I've been holding back on this project just 'cause nick and I don't have a lot of experience running BGP;  we're announcing some swamp one of our customers has as a start, but even that hasn't been without hiccups.   Generally speaking, I would think that leaving it to my upstream would result in a more reliable system,  but of late, that hasn't been the case, so I suppose we need to roll our BGP systems in to production.  

edit:  here is what our upstream had to say:

"EGIHosting.com - Support" writes:

Hi Luke,
There was an emergency maint that was done on the BACKBONE fiber going to SJ DC.  Everything is done and back up normal now.


they've been blaming most of the recent outages on XO, who apparently provides them point to point links to whoever they actually buy bandwidth from.
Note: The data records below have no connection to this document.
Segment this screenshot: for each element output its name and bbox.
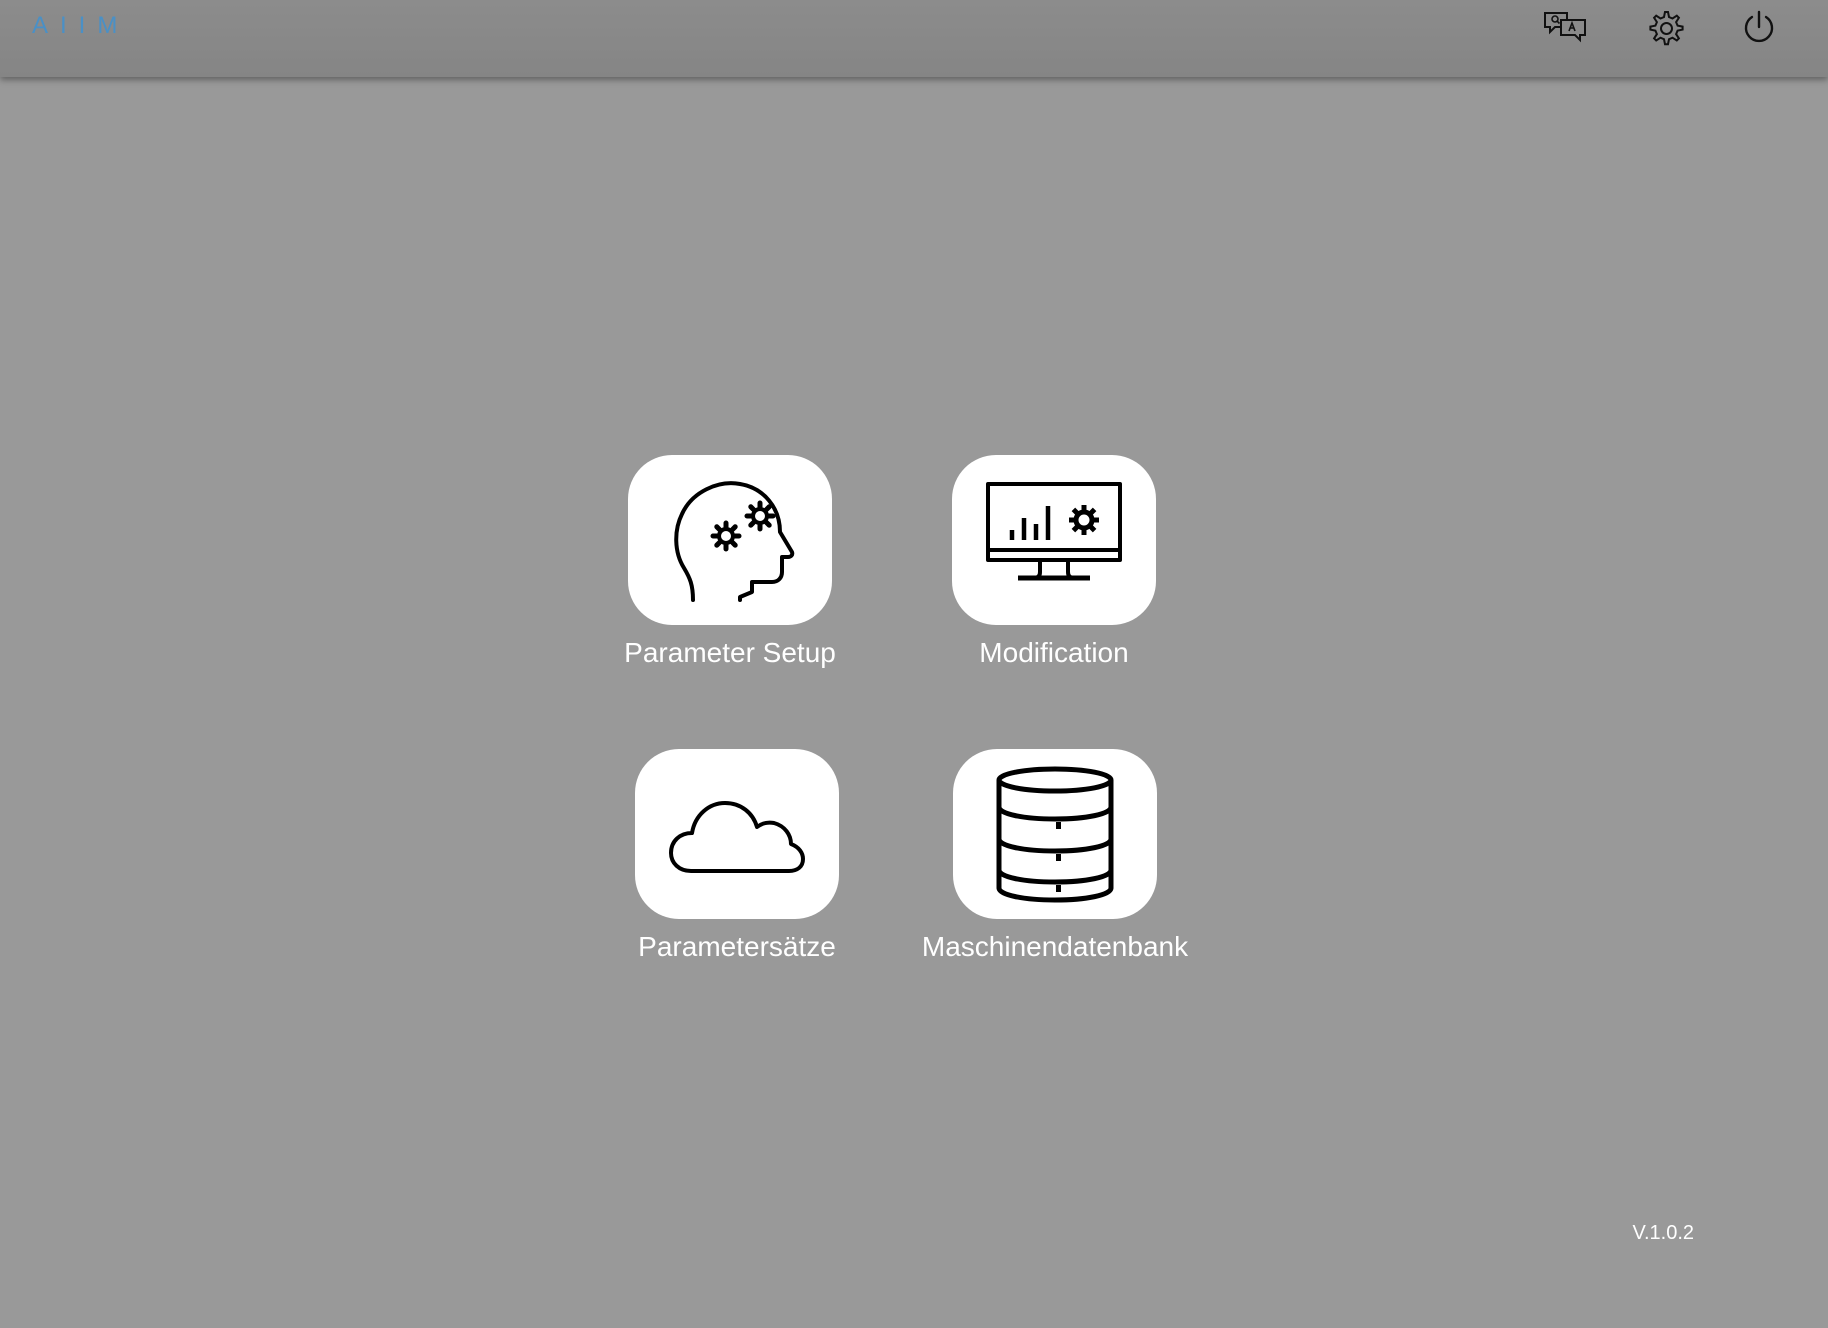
app-logo: AIIM — [32, 12, 130, 39]
parameter-setup-button[interactable] — [628, 455, 832, 625]
parameter-setup-label: Parameter Setup — [624, 637, 836, 668]
parametersaetze-label: Parametersätze — [638, 931, 836, 962]
translate-icon[interactable] — [1541, 4, 1589, 52]
head-gears-icon — [674, 481, 795, 602]
gear-icon[interactable] — [1641, 4, 1689, 52]
top-bar: AIIM — [0, 0, 1828, 77]
maschinendatenbank-label: Maschinendatenbank — [921, 931, 1189, 962]
parametersaetze-button[interactable] — [635, 749, 839, 919]
cloud-icon — [669, 801, 805, 873]
monitor-chart-icon — [986, 482, 1122, 581]
modification-button[interactable] — [952, 455, 1156, 625]
parameter-setup-tile[interactable]: Parameter Setup — [624, 455, 836, 669]
parametersaetze-tile[interactable]: Parametersätze — [633, 749, 841, 963]
maschinendatenbank-button[interactable] — [953, 749, 1157, 919]
modification-label: Modification — [979, 637, 1129, 668]
database-icon — [996, 766, 1114, 903]
version-label: V.1.0.2 — [1632, 1222, 1694, 1244]
modification-tile[interactable]: Modification — [950, 455, 1158, 669]
power-icon[interactable] — [1735, 4, 1783, 52]
maschinendatenbank-tile[interactable]: Maschinendatenbank — [918, 749, 1192, 963]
I need to find out who can get me transit at SVTIX without going through those (apparently fragile) XO lines.

hamper reboot

| | Comments (0)
Hamper.prgmr.com rebooted now, and we don't have logging setup for its serial console so we may not be able to find out why. I'm looking at the logfiles though for other clues. I'll update here again when everybody on hamper is up and running again. We're also planning to setup conserver with logging for the servers at Fremont like it is at svtix, we should probably do that sooner because of this.
update: everybody should be back up now, except for one person who I emailed. Email support if you still have problems. Thanks!
wow.   linux raid 1+0 seems to rebuild a /whole lot/ faster than our previous setup, which was using lvm to stripe across 2 linux raid 1 mirrors.     
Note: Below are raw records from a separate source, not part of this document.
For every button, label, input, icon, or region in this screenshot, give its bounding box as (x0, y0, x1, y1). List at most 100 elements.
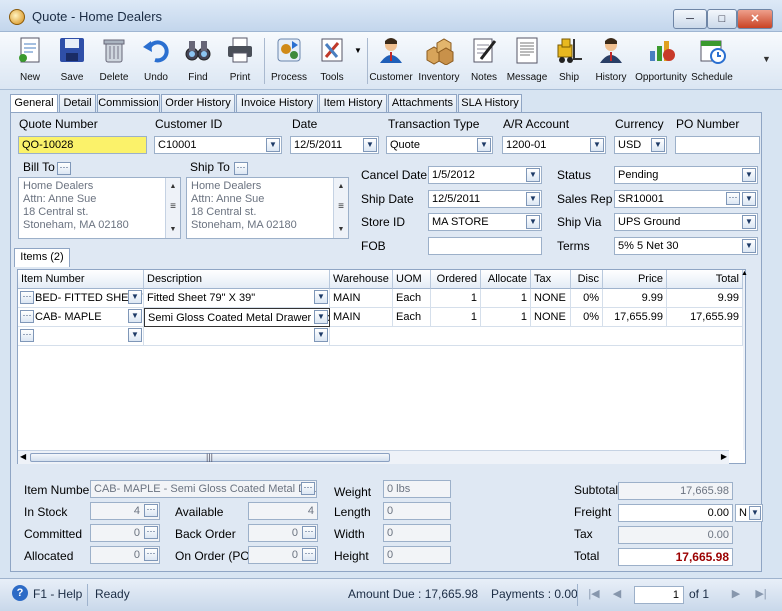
date-field[interactable]: 12/5/2011 ▼ (290, 136, 379, 154)
column-header-allocate[interactable]: Allocate (481, 270, 531, 289)
next-page-icon[interactable]: ▶ (727, 585, 745, 603)
page-number-input[interactable]: 1 (634, 586, 684, 604)
chevron-down-icon[interactable]: ▼ (526, 215, 540, 229)
table-row-warehouse[interactable]: MAIN (330, 308, 393, 327)
bill-to-address[interactable]: Home Dealers Attn: Anne Sue 18 Central s… (18, 177, 181, 239)
table-row-price[interactable]: 9.99 (603, 289, 667, 308)
table-row-uom[interactable]: Each (393, 308, 431, 327)
chevron-down-icon[interactable]: ▼ (742, 215, 756, 229)
chevron-down-icon[interactable]: ▼ (477, 138, 491, 152)
help-icon[interactable]: ? (12, 585, 28, 601)
table-row-tax[interactable]: NONE (531, 289, 571, 308)
transaction-type-select[interactable]: Quote ▼ (386, 136, 493, 154)
ship-date-field[interactable]: 12/5/2011 ▼ (428, 190, 542, 208)
table-row-description[interactable]: Fitted Sheet 79" X 39" ▼ (144, 289, 330, 308)
scroll-up-icon[interactable]: ▲ (741, 270, 748, 278)
chevron-down-icon[interactable]: ▼ (128, 328, 142, 342)
customer-button[interactable]: Customer (368, 32, 414, 90)
tools-button[interactable]: ▼ Tools (312, 32, 364, 90)
store-id-field[interactable]: MA STORE ▼ (428, 213, 542, 231)
help-link[interactable]: F1 - Help (33, 587, 82, 601)
chevron-down-icon[interactable]: ▼ (314, 310, 328, 324)
table-row-new-rest[interactable] (330, 327, 743, 346)
terms-select[interactable]: 5% 5 Net 30 ▼ (614, 237, 758, 255)
ellipsis-icon[interactable]: ··· (144, 526, 158, 539)
fob-field[interactable] (428, 237, 542, 255)
scroll-right-icon[interactable]: ▶ (721, 452, 727, 461)
minimize-button[interactable]: ─ (673, 9, 707, 29)
opportunity-button[interactable]: Opportunity (634, 32, 688, 90)
chevron-down-icon[interactable]: ▼ (742, 239, 756, 253)
table-row-allocate[interactable]: 1 (481, 308, 531, 327)
notes-button[interactable]: Notes (464, 32, 504, 90)
grid-horizontal-scrollbar[interactable]: ◀ ||| ▶ (18, 450, 729, 464)
scroll-left-icon[interactable]: ◀ (20, 452, 26, 461)
table-row-tax[interactable]: NONE (531, 308, 571, 327)
find-button[interactable]: Find (178, 32, 218, 90)
print-button[interactable]: Print (220, 32, 260, 90)
delete-button[interactable]: Delete (94, 32, 134, 90)
ellipsis-icon[interactable]: ··· (301, 482, 315, 495)
history-button[interactable]: History (590, 32, 632, 90)
ellipsis-icon[interactable]: ··· (726, 192, 740, 205)
maximize-button[interactable]: □ (707, 9, 737, 29)
ellipsis-icon[interactable]: ··· (20, 329, 34, 342)
previous-page-icon[interactable]: ◀ (608, 585, 626, 603)
ellipsis-icon[interactable]: ··· (20, 310, 34, 323)
column-header-description[interactable]: Description (144, 270, 330, 289)
sales-rep-field[interactable]: SR10001 ··· ▼ (614, 190, 758, 208)
tab-order-history[interactable]: Order History (161, 94, 235, 112)
chevron-down-icon[interactable]: ▼ (526, 168, 540, 182)
ship-to-lookup-button[interactable]: ··· (234, 159, 248, 175)
table-row-item-number[interactable]: ··· BED- FITTED SHEET ▼ (18, 289, 144, 308)
chevron-down-icon[interactable]: ▼ (128, 309, 142, 323)
close-button[interactable]: ✕ (737, 9, 773, 29)
ellipsis-icon[interactable]: ··· (144, 504, 158, 517)
chevron-down-icon[interactable]: ▼ (363, 138, 377, 152)
new-button[interactable]: New (10, 32, 50, 90)
ellipsis-icon[interactable]: ··· (144, 548, 158, 561)
grid-vertical-scrollbar[interactable] (743, 270, 745, 450)
chevron-down-icon[interactable]: ▼ (314, 290, 328, 304)
table-row-price[interactable]: 17,655.99 (603, 308, 667, 327)
ship-button[interactable]: Ship (550, 32, 588, 90)
tab-commission[interactable]: Commission (97, 94, 160, 112)
message-button[interactable]: Message (506, 32, 548, 90)
tab-attachments[interactable]: Attachments (388, 94, 457, 112)
ship-to-scrollbar[interactable]: ▲ ≡ ▼ (333, 178, 348, 238)
last-page-icon[interactable]: ▶| (752, 585, 770, 603)
column-header-price[interactable]: Price (603, 270, 667, 289)
table-row-new-description[interactable]: ▼ (144, 327, 330, 346)
po-number-field[interactable] (675, 136, 760, 154)
freight-code-select[interactable]: N ▼ (735, 504, 763, 522)
ellipsis-icon[interactable]: ··· (302, 548, 316, 561)
chevron-down-icon[interactable]: ▼ (590, 138, 604, 152)
table-row-allocate[interactable]: 1 (481, 289, 531, 308)
status-select[interactable]: Pending ▼ (614, 166, 758, 184)
schedule-button[interactable]: Schedule (690, 32, 734, 90)
tab-detail[interactable]: Detail (59, 94, 96, 112)
table-row-disc[interactable]: 0% (571, 308, 603, 327)
table-row-disc[interactable]: 0% (571, 289, 603, 308)
process-button[interactable]: Process (268, 32, 310, 90)
ship-via-select[interactable]: UPS Ground ▼ (614, 213, 758, 231)
tab-invoice-history[interactable]: Invoice History (236, 94, 318, 112)
bill-to-scrollbar[interactable]: ▲ ≡ ▼ (165, 178, 180, 238)
table-row-warehouse[interactable]: MAIN (330, 289, 393, 308)
ellipsis-icon[interactable]: ··· (20, 291, 34, 304)
ellipsis-icon[interactable]: ··· (302, 526, 316, 539)
undo-button[interactable]: Undo (136, 32, 176, 90)
first-page-icon[interactable]: |◀ (585, 585, 603, 603)
chevron-down-icon[interactable]: ▼ (314, 328, 328, 342)
column-header-ordered[interactable]: Ordered (431, 270, 481, 289)
tab-item-history[interactable]: Item History (319, 94, 387, 112)
tools-dropdown-icon[interactable]: ▼ (354, 46, 362, 55)
column-header-warehouse[interactable]: Warehouse (330, 270, 393, 289)
chevron-down-icon[interactable]: ▼ (651, 138, 665, 152)
tab-general[interactable]: General (10, 94, 58, 113)
inventory-button[interactable]: Inventory (416, 32, 462, 90)
save-button[interactable]: Save (52, 32, 92, 90)
chevron-down-icon[interactable]: ▼ (128, 290, 142, 304)
table-row-new-item[interactable]: ··· ▼ (18, 327, 144, 346)
table-row-uom[interactable]: Each (393, 289, 431, 308)
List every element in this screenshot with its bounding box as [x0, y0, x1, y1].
Personalities : [raid1] [raid10]
md1 : active raid10 sde2[4] sdb2[1] sdc2[2] sda2[0] sdd2[5](F)
      955802624 blocks 256K chunks 2 near-copies [4/3] [UUU_]
      [>....................]  recovery =  4.0% (19262848/477901312) finish=212.
7min speed=35926K/sec

md0 : active raid1 sde1[3] sdb1[1] sdc1[2] sda1[0] sdd1[4](F)
      10482304 blocks [4/4] [UUUU]

unused devices: <none>

knife hung hard.

| | Comments (3)
not sure what the problem is.   serial console was configured correctly, but I see nothing on the serial console.   I will have nick go over it later, he set up some logging that I might have missed.  

Anyhow, the server is coming back up right now.  

edit: knife is back up.  Complain loudly (preferably to support@prgmr.com) if you are still down

network outage at SVTIX last night

| | Comments (0)
I'm still figuring out the details.  

Oh, and thanks to everyone who included traceroute output in their complaints.  that helps quite a bit. the problem was clearly some sort of networking 

update:  my upstream got back to me and said

"Hi Luke-

It appears there was a Fibre line cut which caused the network outage. The connection has since been repaired by XO. Please let us know if you need anything else."

As I'm sure you can all see, I don't see any 'xo' on my route... my belief is that they are leasing (somewhat unreliable) line from XO to backhaul he.net bandwidth to the svtix data center, as nobody in he.net fremont went down.